Timo Koivurova, Pamela Lesser, Sonja Bickford, Paula Kankaanpää and Marina Nenasheva


Although Norway is not a member of the European Union, it is a party to the European Economic Area (EEA) agreement between the European Free Trade Agreement (EFTA) countries and the EU. As such, Norway is obligated to incorporate the European Union’s Environmental Impact Assessment Directive (EIA Directive) into the Norwegian legal system. EU legislation does not, however, apply to Svalbard since it was excluded from the EEA agreement.
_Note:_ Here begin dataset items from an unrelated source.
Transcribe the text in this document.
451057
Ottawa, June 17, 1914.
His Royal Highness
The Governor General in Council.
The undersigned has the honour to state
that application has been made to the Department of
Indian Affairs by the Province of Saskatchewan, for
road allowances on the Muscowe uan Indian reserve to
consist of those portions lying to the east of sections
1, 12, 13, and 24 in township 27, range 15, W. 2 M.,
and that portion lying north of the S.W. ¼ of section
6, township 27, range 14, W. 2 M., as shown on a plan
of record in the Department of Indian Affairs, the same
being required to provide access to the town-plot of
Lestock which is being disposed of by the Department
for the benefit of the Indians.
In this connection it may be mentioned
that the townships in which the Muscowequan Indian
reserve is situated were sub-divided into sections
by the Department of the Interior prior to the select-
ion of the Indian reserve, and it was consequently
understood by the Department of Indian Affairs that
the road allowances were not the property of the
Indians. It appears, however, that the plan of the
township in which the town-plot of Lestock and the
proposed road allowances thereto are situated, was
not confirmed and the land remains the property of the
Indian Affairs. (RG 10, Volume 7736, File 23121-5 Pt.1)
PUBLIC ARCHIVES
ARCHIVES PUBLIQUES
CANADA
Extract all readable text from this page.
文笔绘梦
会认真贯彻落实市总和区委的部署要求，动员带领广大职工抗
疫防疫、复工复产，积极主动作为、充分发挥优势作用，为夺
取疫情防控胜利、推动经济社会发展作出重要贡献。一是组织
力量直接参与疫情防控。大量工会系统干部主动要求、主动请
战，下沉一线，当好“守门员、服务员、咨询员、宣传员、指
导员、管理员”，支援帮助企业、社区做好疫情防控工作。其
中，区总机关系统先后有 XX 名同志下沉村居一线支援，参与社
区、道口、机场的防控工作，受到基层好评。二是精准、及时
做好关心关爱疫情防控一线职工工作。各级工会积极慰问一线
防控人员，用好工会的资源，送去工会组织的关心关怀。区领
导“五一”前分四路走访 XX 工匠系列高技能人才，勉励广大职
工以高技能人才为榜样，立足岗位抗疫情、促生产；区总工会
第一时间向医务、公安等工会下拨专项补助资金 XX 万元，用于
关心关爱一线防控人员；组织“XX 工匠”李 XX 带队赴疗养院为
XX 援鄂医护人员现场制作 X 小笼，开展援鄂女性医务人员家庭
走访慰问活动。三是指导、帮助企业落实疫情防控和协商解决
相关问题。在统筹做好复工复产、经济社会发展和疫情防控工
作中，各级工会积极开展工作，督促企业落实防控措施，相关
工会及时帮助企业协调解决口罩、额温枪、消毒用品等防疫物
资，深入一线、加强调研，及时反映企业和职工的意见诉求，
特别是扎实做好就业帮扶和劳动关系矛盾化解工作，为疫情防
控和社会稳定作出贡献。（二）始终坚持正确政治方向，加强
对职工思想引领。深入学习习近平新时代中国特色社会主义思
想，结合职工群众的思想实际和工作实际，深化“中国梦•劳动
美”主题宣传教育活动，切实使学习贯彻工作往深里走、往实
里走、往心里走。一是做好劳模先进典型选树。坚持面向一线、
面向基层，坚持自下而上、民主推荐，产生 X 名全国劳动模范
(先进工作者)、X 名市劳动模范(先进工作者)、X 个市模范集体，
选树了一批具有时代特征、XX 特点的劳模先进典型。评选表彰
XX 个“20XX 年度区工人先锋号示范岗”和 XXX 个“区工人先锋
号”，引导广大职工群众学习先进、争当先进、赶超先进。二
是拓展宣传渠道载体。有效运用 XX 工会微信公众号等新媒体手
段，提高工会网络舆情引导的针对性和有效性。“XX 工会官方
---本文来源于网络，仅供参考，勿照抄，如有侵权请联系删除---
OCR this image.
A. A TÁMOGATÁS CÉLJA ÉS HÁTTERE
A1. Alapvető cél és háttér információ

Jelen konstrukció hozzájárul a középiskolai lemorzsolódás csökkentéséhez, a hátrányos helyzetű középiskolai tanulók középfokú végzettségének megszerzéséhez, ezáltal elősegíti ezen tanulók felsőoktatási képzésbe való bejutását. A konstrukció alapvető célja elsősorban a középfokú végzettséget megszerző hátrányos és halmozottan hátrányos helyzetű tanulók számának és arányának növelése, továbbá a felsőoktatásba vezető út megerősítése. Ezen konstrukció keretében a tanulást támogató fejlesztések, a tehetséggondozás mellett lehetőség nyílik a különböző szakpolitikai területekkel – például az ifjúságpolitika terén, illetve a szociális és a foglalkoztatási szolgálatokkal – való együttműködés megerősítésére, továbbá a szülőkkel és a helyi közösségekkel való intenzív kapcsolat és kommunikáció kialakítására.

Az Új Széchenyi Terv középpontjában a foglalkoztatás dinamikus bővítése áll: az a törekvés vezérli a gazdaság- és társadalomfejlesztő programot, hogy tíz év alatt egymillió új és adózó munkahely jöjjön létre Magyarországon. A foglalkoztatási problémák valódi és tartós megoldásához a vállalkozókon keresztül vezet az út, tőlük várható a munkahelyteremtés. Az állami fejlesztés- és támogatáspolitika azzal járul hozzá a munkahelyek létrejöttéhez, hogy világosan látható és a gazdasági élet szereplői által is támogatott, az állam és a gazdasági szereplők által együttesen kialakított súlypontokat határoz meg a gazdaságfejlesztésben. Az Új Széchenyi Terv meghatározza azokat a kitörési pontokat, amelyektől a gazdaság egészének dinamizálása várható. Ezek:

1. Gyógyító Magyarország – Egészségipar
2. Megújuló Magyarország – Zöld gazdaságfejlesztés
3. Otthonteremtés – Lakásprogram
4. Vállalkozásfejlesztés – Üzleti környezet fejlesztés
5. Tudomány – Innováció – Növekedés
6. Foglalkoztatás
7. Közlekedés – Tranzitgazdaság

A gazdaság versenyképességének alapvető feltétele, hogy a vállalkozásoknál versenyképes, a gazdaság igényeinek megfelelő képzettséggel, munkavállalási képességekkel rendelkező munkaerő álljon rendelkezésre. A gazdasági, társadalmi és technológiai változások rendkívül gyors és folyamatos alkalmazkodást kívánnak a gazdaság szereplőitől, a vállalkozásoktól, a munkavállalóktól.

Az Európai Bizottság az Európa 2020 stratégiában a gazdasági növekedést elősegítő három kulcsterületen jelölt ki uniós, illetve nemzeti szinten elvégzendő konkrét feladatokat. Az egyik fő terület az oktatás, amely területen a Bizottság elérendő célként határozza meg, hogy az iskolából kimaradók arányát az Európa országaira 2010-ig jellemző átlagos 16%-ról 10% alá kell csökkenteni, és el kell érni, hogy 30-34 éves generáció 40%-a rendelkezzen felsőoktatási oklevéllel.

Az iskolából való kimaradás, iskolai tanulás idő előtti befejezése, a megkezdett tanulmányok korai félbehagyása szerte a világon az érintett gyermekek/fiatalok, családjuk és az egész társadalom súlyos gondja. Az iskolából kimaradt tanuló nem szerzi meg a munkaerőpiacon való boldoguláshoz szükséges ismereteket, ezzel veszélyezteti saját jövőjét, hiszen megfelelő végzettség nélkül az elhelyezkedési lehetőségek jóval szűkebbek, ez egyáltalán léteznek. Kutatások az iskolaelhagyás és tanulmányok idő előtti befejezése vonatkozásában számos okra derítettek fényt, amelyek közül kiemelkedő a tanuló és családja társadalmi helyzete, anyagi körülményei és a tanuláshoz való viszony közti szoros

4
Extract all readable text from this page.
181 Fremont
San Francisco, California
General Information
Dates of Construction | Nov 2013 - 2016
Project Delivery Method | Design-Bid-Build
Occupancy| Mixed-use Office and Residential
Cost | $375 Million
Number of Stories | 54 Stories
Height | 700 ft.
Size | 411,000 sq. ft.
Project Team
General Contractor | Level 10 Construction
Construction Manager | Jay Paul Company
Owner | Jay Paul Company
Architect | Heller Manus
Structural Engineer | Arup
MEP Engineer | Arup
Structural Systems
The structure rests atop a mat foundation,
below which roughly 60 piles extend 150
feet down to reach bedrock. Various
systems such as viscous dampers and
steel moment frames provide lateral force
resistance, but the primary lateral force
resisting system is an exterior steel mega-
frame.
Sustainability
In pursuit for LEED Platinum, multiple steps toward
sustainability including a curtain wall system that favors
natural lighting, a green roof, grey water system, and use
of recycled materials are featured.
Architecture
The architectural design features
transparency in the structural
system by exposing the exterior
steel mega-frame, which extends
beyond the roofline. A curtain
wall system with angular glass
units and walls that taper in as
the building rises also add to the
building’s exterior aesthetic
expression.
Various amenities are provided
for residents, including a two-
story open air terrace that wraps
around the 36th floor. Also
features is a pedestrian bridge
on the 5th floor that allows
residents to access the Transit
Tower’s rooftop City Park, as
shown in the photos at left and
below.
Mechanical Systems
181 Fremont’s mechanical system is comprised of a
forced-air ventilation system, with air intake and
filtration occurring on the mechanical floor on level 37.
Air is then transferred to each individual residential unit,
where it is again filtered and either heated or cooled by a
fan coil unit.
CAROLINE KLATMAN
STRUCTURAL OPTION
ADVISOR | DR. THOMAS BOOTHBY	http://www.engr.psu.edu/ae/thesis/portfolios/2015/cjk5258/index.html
Norway is also party to the Espoo Convention, which addresses transboundary impacts, and the Kiev Protocol, which addresses strategic environmental assessment. Unlike the other Arctic countries, Norway has three separate EIA systems. What is generically termed ‘environmental impact assessment’ has its legal basis in the Planning and Building Act (Planning and Building Act 2014), although it is more typically referred to in both legal and lay terms as ‘impact assessment’. EIAs in the Planning and Building Act (PBA) apply to all onshore projects on the mainland of Norway that meet the criteria in Appendix I. The second EIA system is governed by the Petroleum Act (Petroleum Act 2011) and applies only to offshore oil and gas projects. The third system is part of the Svalbard Environmental Act (Svalbard Environmental Protection Act 2001), which is only applicable to projects in the delineated planning areas on Svalbard.